To explain Utilitarianism frankly, it is the idea that moral value of an action is determined solely by its usefulness is maximizing utility, or minimising negative utility; utility being the grounds for pleasure or preference. It is considered a form of consequentialism, as it does in a way indicate the belief that an ethical decision should always be made for the benefit of a greater number, rather than for the one.
In terms of consequences, Utilitarianism would be considered a moral belief that depends greatly on consequences, as said before it is essentially a consequential argument. To give further support to this, Jeremy Bentham’s Utilitarianism was intended to be an absolutist view, meaning that for Utilitarian beliefs to be put into an ethical dilemma, the circumstances would be very important on making a decision, thus also making the consequences important as well.
Happiness also plays a big part in Utilitarianism, as Jeremy Bentham described the idea himself as “the greatest happiness principle”, meaning that he believed that an ethical decision should always lead to the greatest amount of happiness for the greatest number of people. For example, if a man was given the decision to have 10 million pounds to himself or split the money so that he and 9 other people all got 1 million each, Utilitarianism (or the greatest happiness principle) would suggest that he chose the latter option of splitting the money, as it would lead to greater happiness amongst a greater number. Utilitarianism also takes a lot of it’s criteria from hedonism, as “the greatest happiness principle” relies on something called ‘the hedonic calculus’; which Bentham thought all people must use before deciding the utility of the act of dilemma in question. The hedonic calculus works through different areas of pleasure and happiness (its extent, its duration, its intensity etc) to determine the best outcome from a Utilitarian view.

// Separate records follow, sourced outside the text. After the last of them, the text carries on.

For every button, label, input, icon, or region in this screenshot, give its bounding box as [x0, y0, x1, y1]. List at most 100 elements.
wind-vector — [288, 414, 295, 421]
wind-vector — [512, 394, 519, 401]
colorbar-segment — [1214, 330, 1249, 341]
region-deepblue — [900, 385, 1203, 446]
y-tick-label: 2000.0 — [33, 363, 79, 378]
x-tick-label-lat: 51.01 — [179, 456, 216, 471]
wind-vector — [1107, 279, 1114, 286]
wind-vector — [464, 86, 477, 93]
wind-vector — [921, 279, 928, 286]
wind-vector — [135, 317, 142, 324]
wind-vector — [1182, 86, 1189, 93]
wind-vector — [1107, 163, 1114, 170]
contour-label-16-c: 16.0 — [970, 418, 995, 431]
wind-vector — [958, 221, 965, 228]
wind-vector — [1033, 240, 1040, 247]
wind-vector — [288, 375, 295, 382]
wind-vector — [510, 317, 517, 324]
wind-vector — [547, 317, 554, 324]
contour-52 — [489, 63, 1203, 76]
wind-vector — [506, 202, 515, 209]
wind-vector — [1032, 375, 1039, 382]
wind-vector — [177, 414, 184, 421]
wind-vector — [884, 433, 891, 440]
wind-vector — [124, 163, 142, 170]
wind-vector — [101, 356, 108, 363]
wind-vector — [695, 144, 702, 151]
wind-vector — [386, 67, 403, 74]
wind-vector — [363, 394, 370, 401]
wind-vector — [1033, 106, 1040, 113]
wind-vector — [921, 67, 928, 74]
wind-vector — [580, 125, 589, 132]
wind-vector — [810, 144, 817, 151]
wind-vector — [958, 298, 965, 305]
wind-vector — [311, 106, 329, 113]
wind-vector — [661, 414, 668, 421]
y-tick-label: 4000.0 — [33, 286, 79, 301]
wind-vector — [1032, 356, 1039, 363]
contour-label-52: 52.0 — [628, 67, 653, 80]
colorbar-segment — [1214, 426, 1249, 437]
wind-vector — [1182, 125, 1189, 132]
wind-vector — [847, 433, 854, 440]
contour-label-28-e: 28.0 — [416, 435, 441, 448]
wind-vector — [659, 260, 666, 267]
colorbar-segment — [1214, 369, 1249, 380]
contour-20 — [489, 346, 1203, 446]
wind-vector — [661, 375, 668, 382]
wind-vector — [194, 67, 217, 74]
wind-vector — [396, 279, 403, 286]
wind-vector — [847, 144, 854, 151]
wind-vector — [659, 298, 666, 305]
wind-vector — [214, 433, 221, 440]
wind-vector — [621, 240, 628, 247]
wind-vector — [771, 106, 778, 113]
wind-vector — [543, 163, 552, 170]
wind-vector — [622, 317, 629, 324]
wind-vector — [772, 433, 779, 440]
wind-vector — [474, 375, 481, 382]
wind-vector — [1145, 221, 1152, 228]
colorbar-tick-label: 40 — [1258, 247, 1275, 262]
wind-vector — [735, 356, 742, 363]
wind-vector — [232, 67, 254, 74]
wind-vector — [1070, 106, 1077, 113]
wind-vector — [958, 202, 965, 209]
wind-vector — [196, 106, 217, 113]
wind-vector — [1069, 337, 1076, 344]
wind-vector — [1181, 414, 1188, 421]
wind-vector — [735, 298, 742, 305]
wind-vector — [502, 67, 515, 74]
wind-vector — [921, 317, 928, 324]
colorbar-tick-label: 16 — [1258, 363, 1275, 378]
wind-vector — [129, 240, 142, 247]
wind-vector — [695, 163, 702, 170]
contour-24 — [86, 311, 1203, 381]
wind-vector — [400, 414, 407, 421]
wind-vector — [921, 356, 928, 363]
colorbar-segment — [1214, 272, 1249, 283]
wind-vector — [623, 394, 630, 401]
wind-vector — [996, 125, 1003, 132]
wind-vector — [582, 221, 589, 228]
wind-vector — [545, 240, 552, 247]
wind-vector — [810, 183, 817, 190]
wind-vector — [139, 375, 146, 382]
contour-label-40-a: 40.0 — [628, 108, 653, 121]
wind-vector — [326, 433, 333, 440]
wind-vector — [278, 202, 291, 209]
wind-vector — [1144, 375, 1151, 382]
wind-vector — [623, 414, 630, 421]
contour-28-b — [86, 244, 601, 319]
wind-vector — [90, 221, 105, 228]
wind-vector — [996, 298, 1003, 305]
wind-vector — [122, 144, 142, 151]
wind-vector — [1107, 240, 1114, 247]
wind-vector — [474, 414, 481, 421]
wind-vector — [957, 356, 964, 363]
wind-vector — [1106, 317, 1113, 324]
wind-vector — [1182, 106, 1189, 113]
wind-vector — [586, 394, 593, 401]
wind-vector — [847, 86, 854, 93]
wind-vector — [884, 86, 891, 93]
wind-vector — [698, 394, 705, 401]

The main thing that separates Utilitarianism from general consequentialism is really that it follows the “what you want, not what you need” principle. For example, if a group of starving people were offered either water or chocolate, but not both, the chocolate would result in greater pleasure, however the water would keep them alive longer and is a necessity. By Utilitarian rules, the people would choose the chocolate and die. Also, due to the association with hedonism, it could also be argued that Utilitarianism encourages drug use, as some drugs are commonly seen as a source of pleasure. Although Utilitarianism seems to have a connection with relativism, I don’t think that it can be a particularly useful theory, as it doesn’t particularly follow any kind of civilised structure, just pleasure and happiness.
Despite my opinion of Utilitarianism, it does reflect the kind of ethical world we live in today. Even though there may be millions and millions of people in western countries like the UK and USA that live somewhat pleasurable and happy lives, there are still hundreds of thousands that are dying of starvation in other more deprived countries. This is where Utilitarianism can be questioned, as it does, to an extent, kind of reject the concept of charity.